Before the pandemic, the economy grew in ways that mostly benefited low-income and middle-class households. Jason Riley writes:
Joe Biden began his presidency with a promise to advance equity, which means favoring some races and ethnicities over others to shrink outcome disparities. Like many of his fellow liberal Democrats, Mr. Biden is tethered to the belief that black upward mobility won’t happen without coddling and special treatment from the government. Donald Trump’s record complicates such claims.
One of the most underreported stories of the Trump presidency is the extent to which black economic fortunes improved. The mainstream media presented Mr. Trump daily as a bigot whose policies would harm the interests of racial and ethnic minorities.
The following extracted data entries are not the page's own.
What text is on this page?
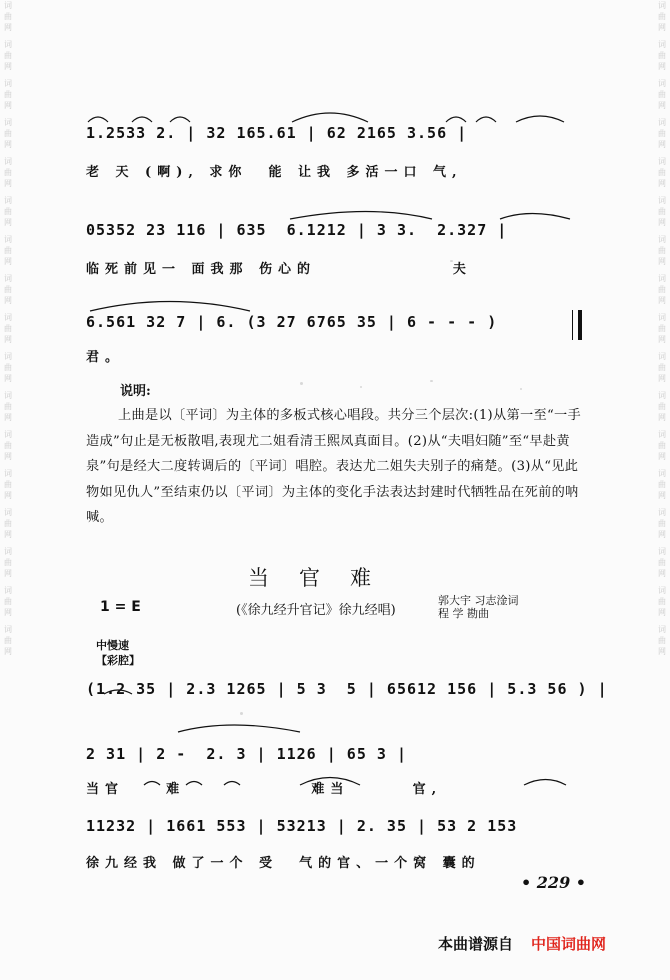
词
曲
网
词
曲
网
词
曲
网
词
曲
网
词
曲
网
词
曲
网
词
曲
网
词
曲
网
词
曲
网
词
曲
网
词
曲
网
词
曲
网
词
曲
网
词
曲
网
词
曲
网
词
曲
网
词
曲
网
词
曲
网
词
曲
网
词
曲
网
词
曲
网
词
曲
网
词
曲
网
词
曲
网
词
曲
网
词
曲
网
词
曲
网
词
曲
网
词
曲
网
词
曲
网
词
曲
网
词
曲
网
词
曲
网
词
曲
网
1.2533 2. | 32 165.61 | 62 2165 3.56 |
老 天 (啊), 求你  能 让我 多活一口 气,
05352 23 116 | 635  6.1212 | 3 3.  2.327 |
临死前见一 面我那 伤心的             夫
6.561 32 7 | 6. (3 27 6765 35 | 6 - - - )
君。
说明:
上曲是以〔平词〕为主体的多板式核心唱段。共分三个层次:(1)从第一至“一手造成”句止是无板散唱,表现尤二姐看清王熙凤真面目。(2)从“夫唱妇随”至“早赴黄泉”句是经大二度转调后的〔平词〕唱腔。表达尤二姐失夫别子的痛楚。(3)从“见此物如见仇人”至结束仍以〔平词〕为主体的变化手法表达封建时代牺牲品在死前的呐喊。
当官难
1 = E	(《徐九经升官记》徐九经唱)
郭大宇 习志淦词
程 学 勘曲
中慢速
【彩腔】
(1.2 35 | 2.3 1265 | 5 3  5 | 65612 156 | 5.3 56 ) |
2 31 | 2 -  2. 3 | 1126 | 65 3 |
当官    难            难当      官,
11232 | 1661 553 | 53213 | 2. 35 | 53 2 153
徐九经我 做了一个 受  气的官、一个窝 囊的
• 229 •
本曲谱源自 中国词曲网
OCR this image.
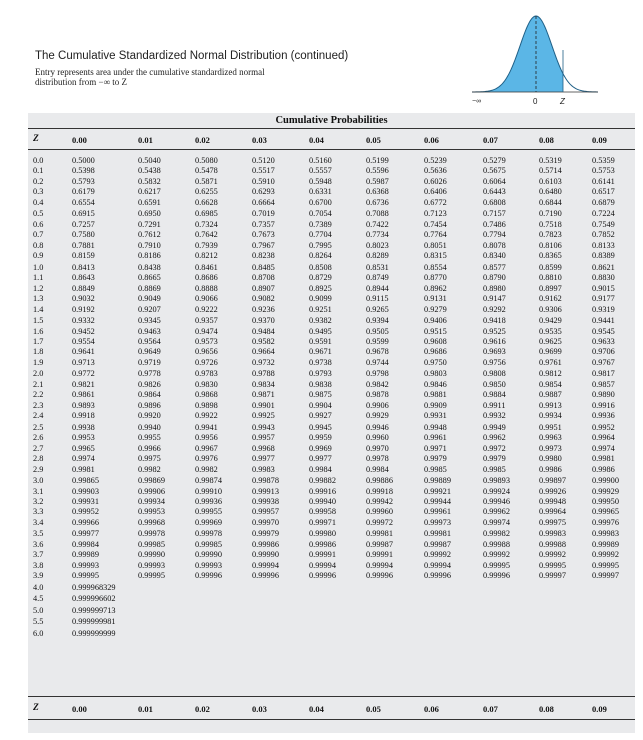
The Cumulative Standardized Normal Distribution (continued)
Entry represents area under the cumulative standardized normal distribution from −∞ to Z
−∞	0	Z
Cumulative Probabilities
Z	0.00	0.01	0.02	0.03	0.04	0.05	0.06	0.07	0.08	0.09
0.0	0.5000	0.5040	0.5080	0.5120	0.5160	0.5199	0.5239	0.5279	0.5319	0.5359
0.1	0.5398	0.5438	0.5478	0.5517	0.5557	0.5596	0.5636	0.5675	0.5714	0.5753
0.2	0.5793	0.5832	0.5871	0.5910	0.5948	0.5987	0.6026	0.6064	0.6103	0.6141
0.3	0.6179	0.6217	0.6255	0.6293	0.6331	0.6368	0.6406	0.6443	0.6480	0.6517
0.4	0.6554	0.6591	0.6628	0.6664	0.6700	0.6736	0.6772	0.6808	0.6844	0.6879
0.5	0.6915	0.6950	0.6985	0.7019	0.7054	0.7088	0.7123	0.7157	0.7190	0.7224
0.6	0.7257	0.7291	0.7324	0.7357	0.7389	0.7422	0.7454	0.7486	0.7518	0.7549
0.7	0.7580	0.7612	0.7642	0.7673	0.7704	0.7734	0.7764	0.7794	0.7823	0.7852
0.8	0.7881	0.7910	0.7939	0.7967	0.7995	0.8023	0.8051	0.8078	0.8106	0.8133
0.9	0.8159	0.8186	0.8212	0.8238	0.8264	0.8289	0.8315	0.8340	0.8365	0.8389
1.0	0.8413	0.8438	0.8461	0.8485	0.8508	0.8531	0.8554	0.8577	0.8599	0.8621
1.1	0.8643	0.8665	0.8686	0.8708	0.8729	0.8749	0.8770	0.8790	0.8810	0.8830
1.2	0.8849	0.8869	0.8888	0.8907	0.8925	0.8944	0.8962	0.8980	0.8997	0.9015
1.3	0.9032	0.9049	0.9066	0.9082	0.9099	0.9115	0.9131	0.9147	0.9162	0.9177
1.4	0.9192	0.9207	0.9222	0.9236	0.9251	0.9265	0.9279	0.9292	0.9306	0.9319
1.5	0.9332	0.9345	0.9357	0.9370	0.9382	0.9394	0.9406	0.9418	0.9429	0.9441
1.6	0.9452	0.9463	0.9474	0.9484	0.9495	0.9505	0.9515	0.9525	0.9535	0.9545
1.7	0.9554	0.9564	0.9573	0.9582	0.9591	0.9599	0.9608	0.9616	0.9625	0.9633
1.8	0.9641	0.9649	0.9656	0.9664	0.9671	0.9678	0.9686	0.9693	0.9699	0.9706
1.9	0.9713	0.9719	0.9726	0.9732	0.9738	0.9744	0.9750	0.9756	0.9761	0.9767
2.0	0.9772	0.9778	0.9783	0.9788	0.9793	0.9798	0.9803	0.9808	0.9812	0.9817
2.1	0.9821	0.9826	0.9830	0.9834	0.9838	0.9842	0.9846	0.9850	0.9854	0.9857
2.2	0.9861	0.9864	0.9868	0.9871	0.9875	0.9878	0.9881	0.9884	0.9887	0.9890
2.3	0.9893	0.9896	0.9898	0.9901	0.9904	0.9906	0.9909	0.9911	0.9913	0.9916
2.4	0.9918	0.9920	0.9922	0.9925	0.9927	0.9929	0.9931	0.9932	0.9934	0.9936
2.5	0.9938	0.9940	0.9941	0.9943	0.9945	0.9946	0.9948	0.9949	0.9951	0.9952
2.6	0.9953	0.9955	0.9956	0.9957	0.9959	0.9960	0.9961	0.9962	0.9963	0.9964
2.7	0.9965	0.9966	0.9967	0.9968	0.9969	0.9970	0.9971	0.9972	0.9973	0.9974
2.8	0.9974	0.9975	0.9976	0.9977	0.9977	0.9978	0.9979	0.9979	0.9980	0.9981
2.9	0.9981	0.9982	0.9982	0.9983	0.9984	0.9984	0.9985	0.9985	0.9986	0.9986
3.0	0.99865	0.99869	0.99874	0.99878	0.99882	0.99886	0.99889	0.99893	0.99897	0.99900
3.1	0.99903	0.99906	0.99910	0.99913	0.99916	0.99918	0.99921	0.99924	0.99926	0.99929
3.2	0.99931	0.99934	0.99936	0.99938	0.99940	0.99942	0.99944	0.99946	0.99948	0.99950
3.3	0.99952	0.99953	0.99955	0.99957	0.99958	0.99960	0.99961	0.99962	0.99964	0.99965
3.4	0.99966	0.99968	0.99969	0.99970	0.99971	0.99972	0.99973	0.99974	0.99975	0.99976
3.5	0.99977	0.99978	0.99978	0.99979	0.99980	0.99981	0.99981	0.99982	0.99983	0.99983
3.6	0.99984	0.99985	0.99985	0.99986	0.99986	0.99987	0.99987	0.99988	0.99988	0.99989
3.7	0.99989	0.99990	0.99990	0.99990	0.99991	0.99991	0.99992	0.99992	0.99992	0.99992
3.8	0.99993	0.99993	0.99993	0.99994	0.99994	0.99994	0.99994	0.99995	0.99995	0.99995
3.9	0.99995	0.99995	0.99996	0.99996	0.99996	0.99996	0.99996	0.99996	0.99997	0.99997
4.0	0.999968329
4.5	0.999996602
5.0	0.999999713
5.5	0.999999981
6.0	0.999999999
Z	0.00	0.01	0.02	0.03	0.04	0.05	0.06	0.07	0.08	0.09
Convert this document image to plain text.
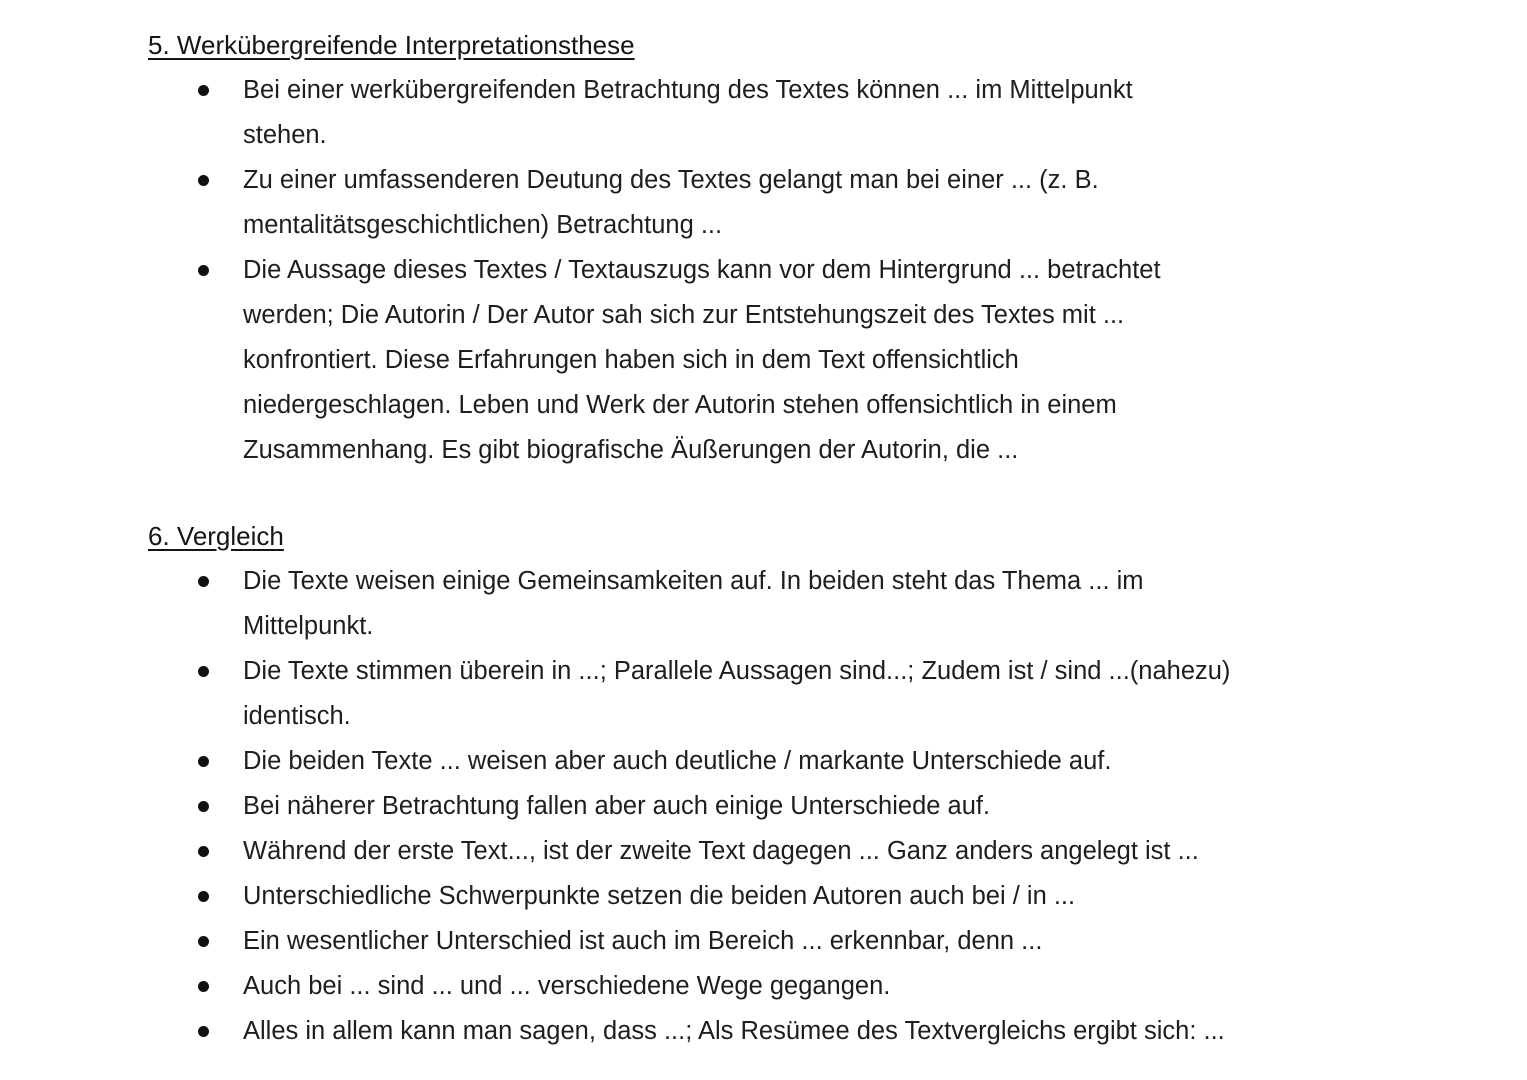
5. Werkübergreifende Interpretationsthese
Bei einer werkübergreifenden Betrachtung des Textes können ... im Mittelpunkt
stehen.
Zu einer umfassenderen Deutung des Textes gelangt man bei einer ... (z. B.
mentalitätsgeschichtlichen) Betrachtung ...
Die Aussage dieses Textes / Textauszugs kann vor dem Hintergrund ... betrachtet
werden; Die Autorin / Der Autor sah sich zur Entstehungszeit des Textes mit ...
konfrontiert. Diese Erfahrungen haben sich in dem Text offensichtlich
niedergeschlagen. Leben und Werk der Autorin stehen offensichtlich in einem
Zusammenhang. Es gibt biografische Äußerungen der Autorin, die ...
6. Vergleich
Die Texte weisen einige Gemeinsamkeiten auf. In beiden steht das Thema ... im
Mittelpunkt.
Die Texte stimmen überein in ...; Parallele Aussagen sind...; Zudem ist / sind ...(nahezu)
identisch.
Die beiden Texte ... weisen aber auch deutliche / markante Unterschiede auf.
Bei näherer Betrachtung fallen aber auch einige Unterschiede auf.
Während der erste Text..., ist der zweite Text dagegen ... Ganz anders angelegt ist ...
Unterschiedliche Schwerpunkte setzen die beiden Autoren auch bei / in ...
Ein wesentlicher Unterschied ist auch im Bereich ... erkennbar, denn ...
Auch bei ... sind ... und ... verschiedene Wege gegangen.
Alles in allem kann man sagen, dass ...; Als Resümee des Textvergleichs ergibt sich: ...
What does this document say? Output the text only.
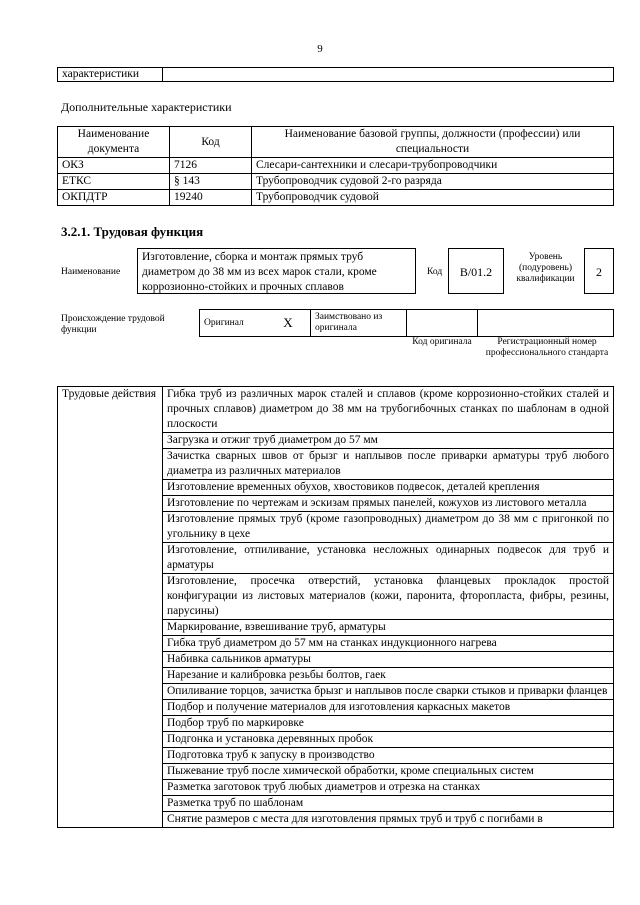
9
характеристики	
Дополнительные характеристики
Наименование документа	Код	Наименование базовой группы, должности (профессии) или специальности
ОКЗ	7126	Слесари-сантехники и слесари-трубопроводчики
ЕТКС	§ 143	Трубопроводчик судовой 2-го разряда
ОКПДТР	19240	Трубопроводчик судовой
3.2.1. Трудовая функция
Наименование
Изготовление, сборка и монтаж прямых труб диаметром до 38 мм из всех марок стали, кроме коррозионно-стойких и прочных сплавов
Код	B/01.2
Уровень (подуровень) квалификации	2
Происхождение трудовой функции
Оригинал	X	Заимствовано из оригинала		
Код оригинала	Регистрационный номер профессионального стандарта
Трудовые действия	Гибка труб из различных марок сталей и сплавов (кроме коррозионно-стойких сталей и прочных сплавов) диаметром до 38 мм на трубогибочных станках по шаблонам в одной плоскости
Загрузка и отжиг труб диаметром до 57 мм
Зачистка сварных швов от брызг и наплывов после приварки арматуры труб любого диаметра из различных материалов
Изготовление временных обухов, хвостовиков подвесок, деталей крепления
Изготовление по чертежам и эскизам прямых панелей, кожухов из листового металла
Изготовление прямых труб (кроме газопроводных) диаметром до 38 мм с пригонкой по угольнику в цехе
Изготовление, отпиливание, установка несложных одинарных подвесок для труб и арматуры
Изготовление, просечка отверстий, установка фланцевых прокладок простой конфигурации из листовых материалов (кожи, паронита, фторопласта, фибры, резины, парусины)
Маркирование, взвешивание труб, арматуры
Гибка труб диаметром до 57 мм на станках индукционного нагрева
Набивка сальников арматуры
Нарезание и калибровка резьбы болтов, гаек
Опиливание торцов, зачистка брызг и наплывов после сварки стыков и приварки фланцев
Подбор и получение материалов для изготовления каркасных макетов
Подбор труб по маркировке
Подгонка и установка деревянных пробок
Подготовка труб к запуску в производство
Пыжевание труб после химической обработки, кроме специальных систем
Разметка заготовок труб любых диаметров и отрезка на станках
Разметка труб по шаблонам
Снятие размеров с места для изготовления прямых труб и труб с погибами в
Meantime, black economic advancement occurred to an extent unseen not only under Barack Obama but going back several generations—until the pandemic shutdowns brought progress to a halt.
Over the first three years of Mr. Trump’s presidency, blacks (and Hispanics) experienced record-low rates of unemployment and poverty, while wages for workers at the bottom of the income scale rose faster than they did for management. Whether that was the goal of the Trump administration or an unintended consequence is a debate I’ll leave to others. But there is no doubting that the financial situation of millions of working-class black Americans improved significantly under Mr. Trump’s policies.